We will do better as we strive to make Zoom the most secure and trusted way to bring people together.
- In May and early June, we were notified by the Chinese Government about four large, public June 4th commemoration meetings on Zoom that were being publicized on social media, including meeting details. The Chinese Government informed us that this activity is illegal in China and demanded that Zoom terminate the meetings and host accounts.
- We did not provide any user information or meeting content to the Chinese Government. We do not have a backdoor that allows someone to enter a meeting without being visible.
- For one of the meetings, even though the Chinese authorities demanded we take action, we chose to keep the meeting undisturbed because it did not have any participants from mainland China.

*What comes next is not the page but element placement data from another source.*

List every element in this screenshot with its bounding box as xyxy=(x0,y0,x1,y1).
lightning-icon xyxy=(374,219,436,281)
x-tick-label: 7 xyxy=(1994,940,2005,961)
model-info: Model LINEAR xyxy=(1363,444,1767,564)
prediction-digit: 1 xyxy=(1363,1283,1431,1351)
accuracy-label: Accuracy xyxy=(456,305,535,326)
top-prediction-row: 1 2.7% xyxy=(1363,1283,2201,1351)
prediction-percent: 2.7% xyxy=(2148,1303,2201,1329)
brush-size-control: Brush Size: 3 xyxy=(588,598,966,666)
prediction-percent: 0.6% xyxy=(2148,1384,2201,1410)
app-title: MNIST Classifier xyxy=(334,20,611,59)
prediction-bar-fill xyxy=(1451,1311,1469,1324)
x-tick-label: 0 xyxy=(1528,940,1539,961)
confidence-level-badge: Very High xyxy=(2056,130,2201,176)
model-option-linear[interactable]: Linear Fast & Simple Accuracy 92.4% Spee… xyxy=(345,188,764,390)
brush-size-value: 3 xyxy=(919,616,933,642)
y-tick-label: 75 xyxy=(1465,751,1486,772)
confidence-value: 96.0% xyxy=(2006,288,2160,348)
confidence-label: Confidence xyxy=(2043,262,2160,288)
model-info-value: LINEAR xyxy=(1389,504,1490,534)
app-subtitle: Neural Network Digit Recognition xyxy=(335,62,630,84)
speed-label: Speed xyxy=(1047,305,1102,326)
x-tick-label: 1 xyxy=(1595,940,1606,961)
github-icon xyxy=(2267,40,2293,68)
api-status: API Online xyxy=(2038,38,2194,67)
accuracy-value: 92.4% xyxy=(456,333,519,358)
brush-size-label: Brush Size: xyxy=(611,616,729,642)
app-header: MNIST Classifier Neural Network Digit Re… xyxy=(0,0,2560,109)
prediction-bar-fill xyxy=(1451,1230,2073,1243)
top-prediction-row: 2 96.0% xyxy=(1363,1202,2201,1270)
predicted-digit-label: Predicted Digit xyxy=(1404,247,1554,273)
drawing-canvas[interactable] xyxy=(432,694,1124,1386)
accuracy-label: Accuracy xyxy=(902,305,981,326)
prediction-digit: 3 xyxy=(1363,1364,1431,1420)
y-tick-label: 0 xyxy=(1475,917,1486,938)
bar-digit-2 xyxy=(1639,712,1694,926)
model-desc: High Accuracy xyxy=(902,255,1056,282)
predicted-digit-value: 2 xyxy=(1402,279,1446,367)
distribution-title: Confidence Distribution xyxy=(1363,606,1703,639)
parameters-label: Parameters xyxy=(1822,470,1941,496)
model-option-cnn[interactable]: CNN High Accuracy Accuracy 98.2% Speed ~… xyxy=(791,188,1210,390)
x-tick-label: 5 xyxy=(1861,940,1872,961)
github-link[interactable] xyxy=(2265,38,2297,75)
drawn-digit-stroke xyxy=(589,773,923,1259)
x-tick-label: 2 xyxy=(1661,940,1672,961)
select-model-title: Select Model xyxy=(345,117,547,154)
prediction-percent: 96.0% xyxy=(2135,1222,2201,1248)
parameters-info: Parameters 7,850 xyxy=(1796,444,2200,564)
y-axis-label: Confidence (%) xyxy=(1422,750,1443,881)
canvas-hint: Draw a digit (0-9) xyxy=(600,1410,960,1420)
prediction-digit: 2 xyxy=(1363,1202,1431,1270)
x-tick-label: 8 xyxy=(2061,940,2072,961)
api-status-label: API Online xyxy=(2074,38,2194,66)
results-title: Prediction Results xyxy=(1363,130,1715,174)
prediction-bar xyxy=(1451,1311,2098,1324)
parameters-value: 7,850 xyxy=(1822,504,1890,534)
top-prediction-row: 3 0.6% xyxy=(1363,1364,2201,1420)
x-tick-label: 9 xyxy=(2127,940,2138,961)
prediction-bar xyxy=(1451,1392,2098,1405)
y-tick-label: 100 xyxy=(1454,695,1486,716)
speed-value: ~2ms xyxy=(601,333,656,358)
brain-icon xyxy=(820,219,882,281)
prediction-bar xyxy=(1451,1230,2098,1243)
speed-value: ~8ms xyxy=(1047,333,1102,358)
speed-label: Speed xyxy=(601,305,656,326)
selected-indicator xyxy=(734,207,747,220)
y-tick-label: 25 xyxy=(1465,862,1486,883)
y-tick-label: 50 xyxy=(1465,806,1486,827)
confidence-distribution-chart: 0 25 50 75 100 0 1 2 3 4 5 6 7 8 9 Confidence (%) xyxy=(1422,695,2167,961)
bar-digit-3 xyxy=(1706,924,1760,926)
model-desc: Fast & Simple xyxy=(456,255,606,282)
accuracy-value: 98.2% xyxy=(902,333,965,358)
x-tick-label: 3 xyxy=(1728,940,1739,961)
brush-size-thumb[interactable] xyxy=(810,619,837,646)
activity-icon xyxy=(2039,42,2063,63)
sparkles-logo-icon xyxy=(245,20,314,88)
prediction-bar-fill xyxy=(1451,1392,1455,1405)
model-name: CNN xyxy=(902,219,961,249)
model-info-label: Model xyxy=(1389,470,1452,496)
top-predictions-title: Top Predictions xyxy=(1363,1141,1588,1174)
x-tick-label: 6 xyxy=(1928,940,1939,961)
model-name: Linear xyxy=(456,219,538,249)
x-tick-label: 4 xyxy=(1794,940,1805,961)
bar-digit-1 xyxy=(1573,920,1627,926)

- For two of the four meetings, a U.S.-based Zoom team reviewed the meeting metadata (such as IP addresses) while the meeting was in progress, and confirmed a significant number of mainland China participants.
- For the fourth situation, the Chinese Government showed us a social media invitation for an upcoming meeting referencing a June 4 commemoration event and demanded we take action. The Chinese authorities also notified us of a prior meeting under this account that they considered to be illegal. A U.S.-based Zoom team confirmed the attendance of mainland China participants in that prior meeting.
- Zoom does not currently have the ability to remove specific participants from a meeting or block participants from a certain country from joining a meeting. As such, we made the decision to end three of the four meetings and suspended or terminated the host accounts associated with the three meetings.
How We Fell Short
We strive to limit actions taken to only those necessary to comply with local laws. Our response should not have impacted users outside of mainland China. We made two mistakes:
- We suspended or terminated the host accounts, one in Hong Kong SAR and two in the US We have reinstated these three host accounts.
- We shut down the meetings instead of blocking the participants by country. We currently do not have the capability to block participants by country. We could have anticipated this need. While there would have been significant repercussions, we also could have kept the meetings running.
Actions We’re Taking
- Going forward Zoom will not allow requests from the Chinese Government to impact anyone outside of mainland China.
- Zoom is developing technology over the next several days that will enable us to remove or block at the participant level based on geography. This will enable us to comply with requests from local authorities when they determine activity on our platform is illegal within their borders; however, we will also be able to protect these conversations for participants outside of those borders where the activity is allowed.
- We are improving our global policy to respond to these types of requests. We will outline this policy as part of our transparency report, to be published by June 30, 2020.
In addition to connecting people for business, education, healthcare, and other professional endeavors, during this global pandemic Zoom has become the platform people all over the world are choosing for human connection. Zoom is proud of the role we are playing globally and fully supports the open exchange of ideas and conversations that bring communities together to meet, organize, collaborate, and celebrate.